In March of 2022, the ECMC announced Colorado’s new financial assurance rules with much fanfare, referring to the Rules as the “strongest protections and oversight of oil and gas development in the country,”[1] with “by far the highest financial assurance requirements [in the country].”

Most importantly, ECMC touted that the bonding rules’ would, “[e]nsur[e] each operator has the financial capability to meet all of their obligations under the Act.” The rulemaking was prompted by SB 19-181, a 2019 law that required ECMC to ensure that Colorado citizens are not forced to plug the oil and gas industry’s wells in Colorado.

Have the rules actually delivered for the people of Colorado? In seeking to answer this question, our researchers found that the state’s new bonding rules will provide approximately $4 million less financial assurance in 2024 than Colorado had in 2021.

False Start looks at why this has happened and what steps can be taken to address the problem.

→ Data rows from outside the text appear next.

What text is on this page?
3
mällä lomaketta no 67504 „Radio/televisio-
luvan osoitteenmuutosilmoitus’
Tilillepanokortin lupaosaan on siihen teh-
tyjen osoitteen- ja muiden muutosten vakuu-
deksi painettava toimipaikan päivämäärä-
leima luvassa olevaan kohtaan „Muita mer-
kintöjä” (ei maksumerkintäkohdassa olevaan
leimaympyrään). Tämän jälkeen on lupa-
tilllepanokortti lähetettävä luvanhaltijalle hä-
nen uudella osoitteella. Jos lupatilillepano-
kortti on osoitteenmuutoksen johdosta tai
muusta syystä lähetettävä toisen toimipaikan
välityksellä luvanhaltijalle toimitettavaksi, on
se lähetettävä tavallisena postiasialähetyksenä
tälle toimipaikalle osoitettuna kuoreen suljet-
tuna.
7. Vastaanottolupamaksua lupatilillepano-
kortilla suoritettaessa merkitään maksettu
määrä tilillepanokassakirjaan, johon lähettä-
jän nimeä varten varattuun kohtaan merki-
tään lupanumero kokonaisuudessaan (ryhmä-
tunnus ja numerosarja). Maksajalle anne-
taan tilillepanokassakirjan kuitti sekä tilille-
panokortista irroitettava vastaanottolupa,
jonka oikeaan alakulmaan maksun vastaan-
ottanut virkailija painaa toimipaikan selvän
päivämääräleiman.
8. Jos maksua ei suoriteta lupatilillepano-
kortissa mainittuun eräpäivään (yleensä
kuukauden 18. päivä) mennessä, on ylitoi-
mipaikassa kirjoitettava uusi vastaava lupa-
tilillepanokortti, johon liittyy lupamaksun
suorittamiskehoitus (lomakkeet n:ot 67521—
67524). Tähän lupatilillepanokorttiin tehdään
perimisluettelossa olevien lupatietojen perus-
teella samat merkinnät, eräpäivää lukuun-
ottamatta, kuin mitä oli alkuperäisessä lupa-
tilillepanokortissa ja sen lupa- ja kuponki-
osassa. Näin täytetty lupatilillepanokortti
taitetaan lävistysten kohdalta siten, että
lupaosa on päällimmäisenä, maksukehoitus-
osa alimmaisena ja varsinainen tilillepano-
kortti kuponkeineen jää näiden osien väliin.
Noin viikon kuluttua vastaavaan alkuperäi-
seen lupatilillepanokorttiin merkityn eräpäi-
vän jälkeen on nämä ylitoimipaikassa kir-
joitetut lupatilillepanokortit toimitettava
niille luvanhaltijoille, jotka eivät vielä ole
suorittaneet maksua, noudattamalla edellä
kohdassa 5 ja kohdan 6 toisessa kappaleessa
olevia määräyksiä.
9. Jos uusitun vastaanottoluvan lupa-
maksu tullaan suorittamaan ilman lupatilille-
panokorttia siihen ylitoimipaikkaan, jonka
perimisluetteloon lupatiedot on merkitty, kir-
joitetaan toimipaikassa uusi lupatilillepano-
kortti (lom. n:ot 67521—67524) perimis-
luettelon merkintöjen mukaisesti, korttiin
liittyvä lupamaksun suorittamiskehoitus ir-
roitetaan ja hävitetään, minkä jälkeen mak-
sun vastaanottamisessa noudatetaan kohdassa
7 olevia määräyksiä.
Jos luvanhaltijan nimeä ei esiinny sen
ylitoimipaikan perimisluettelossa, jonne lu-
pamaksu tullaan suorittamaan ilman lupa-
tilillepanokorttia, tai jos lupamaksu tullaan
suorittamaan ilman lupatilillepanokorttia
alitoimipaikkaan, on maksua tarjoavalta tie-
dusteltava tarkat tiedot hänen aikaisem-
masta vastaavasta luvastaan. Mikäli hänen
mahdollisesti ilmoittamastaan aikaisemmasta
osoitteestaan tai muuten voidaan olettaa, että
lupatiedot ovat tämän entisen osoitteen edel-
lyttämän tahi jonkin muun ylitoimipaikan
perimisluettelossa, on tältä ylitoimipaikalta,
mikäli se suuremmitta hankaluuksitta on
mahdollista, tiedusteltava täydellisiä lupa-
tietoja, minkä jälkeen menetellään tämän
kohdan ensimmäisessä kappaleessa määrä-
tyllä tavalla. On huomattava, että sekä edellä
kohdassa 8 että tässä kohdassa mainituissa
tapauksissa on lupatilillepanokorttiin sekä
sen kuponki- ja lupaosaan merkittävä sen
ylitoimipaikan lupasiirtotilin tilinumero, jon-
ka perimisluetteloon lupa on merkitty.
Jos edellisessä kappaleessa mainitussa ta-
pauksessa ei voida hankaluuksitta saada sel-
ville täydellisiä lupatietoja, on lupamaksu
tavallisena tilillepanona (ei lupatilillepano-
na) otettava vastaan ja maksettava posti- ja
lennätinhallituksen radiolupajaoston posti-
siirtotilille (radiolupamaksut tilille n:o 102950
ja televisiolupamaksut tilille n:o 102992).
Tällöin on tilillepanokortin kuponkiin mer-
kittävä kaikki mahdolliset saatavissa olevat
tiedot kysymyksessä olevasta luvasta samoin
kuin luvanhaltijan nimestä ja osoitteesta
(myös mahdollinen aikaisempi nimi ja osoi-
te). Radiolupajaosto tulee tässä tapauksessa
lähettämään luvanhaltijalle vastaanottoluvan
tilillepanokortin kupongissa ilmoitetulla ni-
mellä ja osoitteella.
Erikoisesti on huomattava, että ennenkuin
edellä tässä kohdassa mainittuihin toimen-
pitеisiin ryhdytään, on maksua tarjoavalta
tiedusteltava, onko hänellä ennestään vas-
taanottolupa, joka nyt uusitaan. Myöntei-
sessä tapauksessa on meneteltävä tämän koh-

[1] https://ecmc.state.co.us/documents/media/Press_Release_FA_Rulemaking_Adoption_20220301.pdf (Last accessed Feb. 6, 2024).

Key Findings

  • The Energy and Carbon Management Commission (ECMC) touted its bonding rules (Rules) as the strongest in the nation. Our review suggests the contrary.
  • Our pre-implementation analysis, Feet to the Fire, estimated that in a best-case scenario, Colorado could anticipate up to $1.8 billion in total financial assurance against $7.2 billion in plugging costs. The ECMC has fallen far short of these expectations, too.
  • In 2024, the ECMC will likely end up with almost $4 million less effective financial assurance than the $272 million it had in 2021.
  • The result suggests that the ECMC has not made progress and may jeopardize federal performance grants that are tied to improvements, compounding the problem.
  • An audit of the ECMC documents indicates that it currently has $268 million in financial assurance in 2024, less than the $272 million in 2021,[1] but included in this are $73 million in financial assurance that exceeds what those operators are required to provide under the new Rules.
  • Looking beyond this year, the ECMC allows companies up to 20 years to fully bond. Counting those contributions, the ECMC claims it will eventually have $688 million—less than 40% of what our initial analysis suggested they could obtain.  Adjusting for inflation, this is the equivalent of $593 million in today’s dollars.
  • The money will mostly come from operators producing less than 2 boe/d per well today. Thus, the bulk of future bonding is exposed to low-producing operator default risk over a 10-year time horizon, replicating the problems SB 19-181 was intended to solve.
  • The shortfall has structural causes. The Rules provide ample discretion to adjust bonding downwards.  The results are, unsurprisingly, less financial assurance.  While these effects are overlapping, we calculate that:
    • The “Out of Service” designation will leave over 4,000 wells without financial assurance, with approximately half of these subject to a blanket bond.
    • The ability for operators to “demonstrate” lower costs will sharply reduce bonds from $840 million to $177 million.
    • One option, Option 5, allows some operators to simply create their own bespoke plans. The one company that has been approved for it, Own Resources, reduced its required financial assurance from $338 million to only $8.3 million, a whopping $330 million reduction.
  • The Rules aimed to reduce transfers of low-producing wells, but the provisions are fraught with loopholes, allowing these wells to be transferred without new bonding under most circumstances.
  • There is a silver lining: ECMC staff have used their discretion to reject the most egregious operator proposals. However, this cannot compensate for the Rules’ structural flaws.
  • The Rules fail to address the system of transfers from the ‘haves’ to the ‘have nots.’ Higher producing operators can delay providing meaningful financial assurance, lower-producing operators can both reduce requirements but have decades to do so.
  • Until Colorado recognizes that ‘haves’ and ‘have nots’ are two sides of the same coin, it will not be able to effectively manage the risk.
  • SB 19-181 sought to shield the Colorado taxpayer from delinquent industry liability. In their first year, the Rules have made it worse and left any marginal improvements to the mercy of the state’s lowest producers.